Professional ratings
Review scores
| Source | Rating |
| AllMusic | Star Half star |
| CCM Magazine | (not rated) |

==Background==
The cover was designed and painted by Taylor's wife, Debi. It was intended to resemble early 20th-century French poster art; however, some Christians felt that it resembled a tarot card, which sparked controversy. Additionally, one televangelist claimed that the image was of Taylor saluting Satan, and that it additionally contained secret messages and links to New Age philosophy. These accusations caused some Christian book stores to pull the album.

Per the album's credits, all songs were written by Steve Taylor, except "Babylon" by Taylor and Dave Perkins. The ending theme to "Jim Morrison's Grave" was "borrowed" from Claude Debussy; and the introduction to "Harder to Believe" was "stolen" from Sergei Rachmaninoff.

The song "I Blew Up the Clinic Real Good" proved controversial. The song's lyrics – a scathing critique of anti-abortion activists who in turn blow up abortion clinics or kill doctors – resulted in Christian bookstores pulling the album, either because the song's critique of the anti-abortion movement offended store owners and customers, or because these same individuals missed the song's satirical point, and believed Taylor advocated such violence. Taylor himself would occasionally call these stores to personally explain the song to them. Taylor's tour of Australia was canceled due to the controversy around "I Blew Up The Clinic Real Good", largely due to misunderstanding of its satire.

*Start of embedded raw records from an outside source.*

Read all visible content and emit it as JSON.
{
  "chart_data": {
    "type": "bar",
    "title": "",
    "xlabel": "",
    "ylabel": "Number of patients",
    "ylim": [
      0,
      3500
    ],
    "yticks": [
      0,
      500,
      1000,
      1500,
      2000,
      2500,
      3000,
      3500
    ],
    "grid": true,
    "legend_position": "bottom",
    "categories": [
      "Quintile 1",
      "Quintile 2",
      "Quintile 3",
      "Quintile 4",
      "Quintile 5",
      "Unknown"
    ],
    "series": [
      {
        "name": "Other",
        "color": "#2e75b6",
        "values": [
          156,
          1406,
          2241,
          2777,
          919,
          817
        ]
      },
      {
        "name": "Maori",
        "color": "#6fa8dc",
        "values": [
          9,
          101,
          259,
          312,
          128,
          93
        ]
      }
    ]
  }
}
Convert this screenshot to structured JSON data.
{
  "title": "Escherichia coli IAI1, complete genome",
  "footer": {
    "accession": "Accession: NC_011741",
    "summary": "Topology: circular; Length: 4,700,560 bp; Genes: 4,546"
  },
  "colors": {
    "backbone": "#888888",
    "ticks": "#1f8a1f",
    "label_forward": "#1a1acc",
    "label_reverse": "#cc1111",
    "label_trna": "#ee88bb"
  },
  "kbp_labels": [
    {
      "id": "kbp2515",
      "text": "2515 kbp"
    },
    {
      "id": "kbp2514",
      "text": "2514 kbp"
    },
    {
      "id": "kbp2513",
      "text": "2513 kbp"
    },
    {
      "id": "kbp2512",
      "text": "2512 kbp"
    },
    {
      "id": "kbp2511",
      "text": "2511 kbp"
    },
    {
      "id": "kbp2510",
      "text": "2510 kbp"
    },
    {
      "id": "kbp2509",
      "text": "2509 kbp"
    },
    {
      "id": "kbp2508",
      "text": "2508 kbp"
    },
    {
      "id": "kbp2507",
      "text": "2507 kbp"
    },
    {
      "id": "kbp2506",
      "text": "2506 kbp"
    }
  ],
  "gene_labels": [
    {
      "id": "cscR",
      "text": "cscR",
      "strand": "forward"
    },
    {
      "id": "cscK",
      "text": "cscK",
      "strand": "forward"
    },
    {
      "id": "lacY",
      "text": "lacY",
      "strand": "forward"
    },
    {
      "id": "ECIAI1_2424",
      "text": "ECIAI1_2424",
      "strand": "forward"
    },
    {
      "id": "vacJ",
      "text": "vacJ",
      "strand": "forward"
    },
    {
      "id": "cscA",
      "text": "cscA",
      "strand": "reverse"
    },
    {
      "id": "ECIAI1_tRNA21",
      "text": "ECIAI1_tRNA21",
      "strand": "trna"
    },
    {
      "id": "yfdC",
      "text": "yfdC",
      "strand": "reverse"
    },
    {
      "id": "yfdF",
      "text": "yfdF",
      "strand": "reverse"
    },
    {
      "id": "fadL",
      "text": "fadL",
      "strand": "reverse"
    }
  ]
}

Disillusioned with the Christian music scene following these and other controversies during the course of his career, Taylor formed the secular alternative rock band Chagall Guevara shortly after the release of the album.

==Track listing==
1. "I Blew Up the Clinic Real Good" – 4:12
2. "What Is the Measure of Your Success?" – 4:39
3. "Since I Gave Up Hope I Feel a Lot Better" – 3:29
4. "Babylon" – 4:51
5. "Jim Morrison's Grave" – 4:29
6. "Svengali" – 4:30
7. "Jung and the Restless" – 4:32
8. "Innocence Lost" – 5:03
9. "A Principled Man" – 3:27
10. "Harder to Believe Than Not To" – 4:32

== Personnel ==
Some Band
 Steve Taylor – vocals and backup percussion
 Dave Thrush – saxophones
 Jeff Stone – guitar
 Glen Holmen – bass
 Jack Kelly – drums
 Steve Goomas – keyboards
 Gym Nicholson – guitar

Additional musicians
 Dave Perkins – additional guitar on all songs except "Jim Morrison's Grave" and "Harder to Believe"
 Greg Husted – assorted keyboard tracks and accordion
 Papa John Creach – fiddle
 Ashley Cleveland – vocal stylings on "Jim Morrison's Grave", "Svengali" and "Babylon"
 Annie McCaig – backing vocals on "Success" and "A Principled Man"
 Nathan East – bass on "Clinic"
 Gary Lunn – bass on "Hope"
 Lisa Cates – percussion
 Mike Mead – more percussion
 Mary Bates – operatic vocal on "Harder to Believe"
 Jim Horn – tenor saxophone on "Clinic"
 Ross Holmen – French horn
 John Andrew Schreiner – synth bass on "Svengali"
 Janet Croninger – "Jung" woman
 Fred Travalena – "Jung" doctor
 Del Newman – orchestration on "Harder to Believe Than Not To"

Production notes
 The Beaufort Twins (Dave Perkins and Steve Taylor) – producers and engineers
 Dave Perkins – producer, engineer, mixing
 Steve Taylor – producer, mixing
 David Schober – engineer
 Malcolm Harper – engineer
 Robert Wartinbee – assistant engineer
 Michael Ross – engineer on "Harder To Believe"
 Music Grinder, Los Angeles, California – recording location
 Reelsound Bus, Nashville, Tennessee – recording location
 Wayne Cook Studios, Los Angeles, California – recording location
 CBS Studios, London – recording location
 Reelsound truck, Austin, Texas (48 track) – mixing location
 Bob Ludwig – mastering
 Masterdisk, New York, New York – mastering location

- Dave Perkins and Steve Taylor are listed as producers as "The Beaufort Twins." A likely satire of the Mick Jagger & Keith Richards production/songwriting partnership billed as The Glimmer Twins. They got the name from the Blackadder TV show.